Republicans have always been against the ACA, but it was never enough to simply repeal ObamaCare without having something with which to replace it. Now that the law is entering its sixth year, it is unfortunately dug so deep into the nation’s health care system, ripping it out now without putting something in its place would create even more chaos.
Price knew this back in 2009, and he has been fine-tuning a suitable replacement since. His plan, “Empowering Patients First,” seeks to continue offering broad coverage, but without the invasive, and ultimately unworkable, federal involvement that is the hallmark of ObamaCare. Price’s plan offers tax credits based on age to people in need of securing insurance. It also takes into account House Speaker Paul Ryan’s suggestion of offering federally subsidized high-risk pools for each state so that people with pre-existing conditions would not be frozen out of the market. Insurers would also be able to sell policies across state lines so as to increase competition.

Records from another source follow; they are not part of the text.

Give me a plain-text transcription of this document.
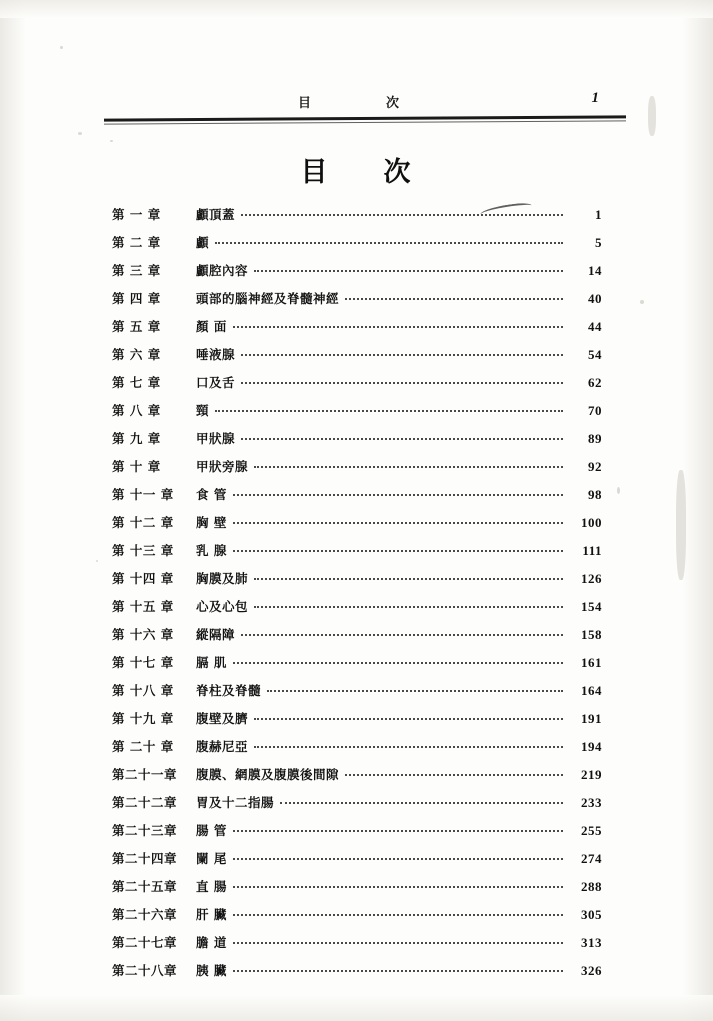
目	次	1
目 次
第 一 章	顱頂蓋	1
第 二 章	顱	5
第 三 章	顱腔內容	14
第 四 章	頭部的腦神經及脊髓神經	40
第 五 章	顏 面	44
第 六 章	唾液腺	54
第 七 章	口及舌	62
第 八 章	頸	70
第 九 章	甲狀腺	89
第 十 章	甲狀旁腺	92
第 十一 章	食 管	98
第 十二 章	胸 壁	100
第 十三 章	乳 腺	111
第 十四 章	胸膜及肺	126
第 十五 章	心及心包	154
第 十六 章	縱隔障	158
第 十七 章	膈 肌	161
第 十八 章	脊柱及脊髓	164
第 十九 章	腹壁及臍	191
第 二十 章	腹赫尼亞	194
第二十一章	腹膜、網膜及腹膜後間隙	219
第二十二章	胃及十二指腸	233
第二十三章	腸 管	255
第二十四章	闌 尾	274
第二十五章	直 腸	288
第二十六章	肝 臟	305
第二十七章	膽 道	313
第二十八章	胰 臟	326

Ramesh Ponnuru points out that despite the attractive aspects of Price’s plan and the resounding animosity toward ObamaCare, replacing the law is not a foregone conclusion. Sure, all Republicans can get behind repealing ObamaCare, and through some well-placed executive orders and various defunding tactics, they will be able to undo a lot of the law. But it will be much harder to come by a consensus on what the replacement law looks like.
The tax subsidy may be the biggest issue of contention. It would be more expensive to provide tax credits than offering a straight-up tax cut, but tax cuts would not have any impact on low income families that already pay no taxes. And these are the people that are in the greatest need of decent insurance coverage and protections that offer coverage in the case of pre-existing conditions.
There is also the Democrat response to contend with. Though Republicans have a Senate majority and the option of using reconciliation to pass some changes with a simple majority vote, they will need a filibuster-proof majority sooner or later to wipe the slate clean of ObamaCare and put in place meaningful, lasting changes to the health care system. That being the case, Republicans are going to have to play ball, and there will need to be some compromises that some factions may not be willing to make.
Trump, Price, Ryan and the rest of the GOP will be doing the country a favor by repealing and replacing ObamaCare with a system that puts choice back in the hands of patients and their doctors, and makes insurance accessible and affordable to all Americans. The vast majority of the public will be behind them so long as they can produce results, and live up to two promises that Barack Obama never intended to keep: You can keep your doctor, and your insurance premiums won’t rise.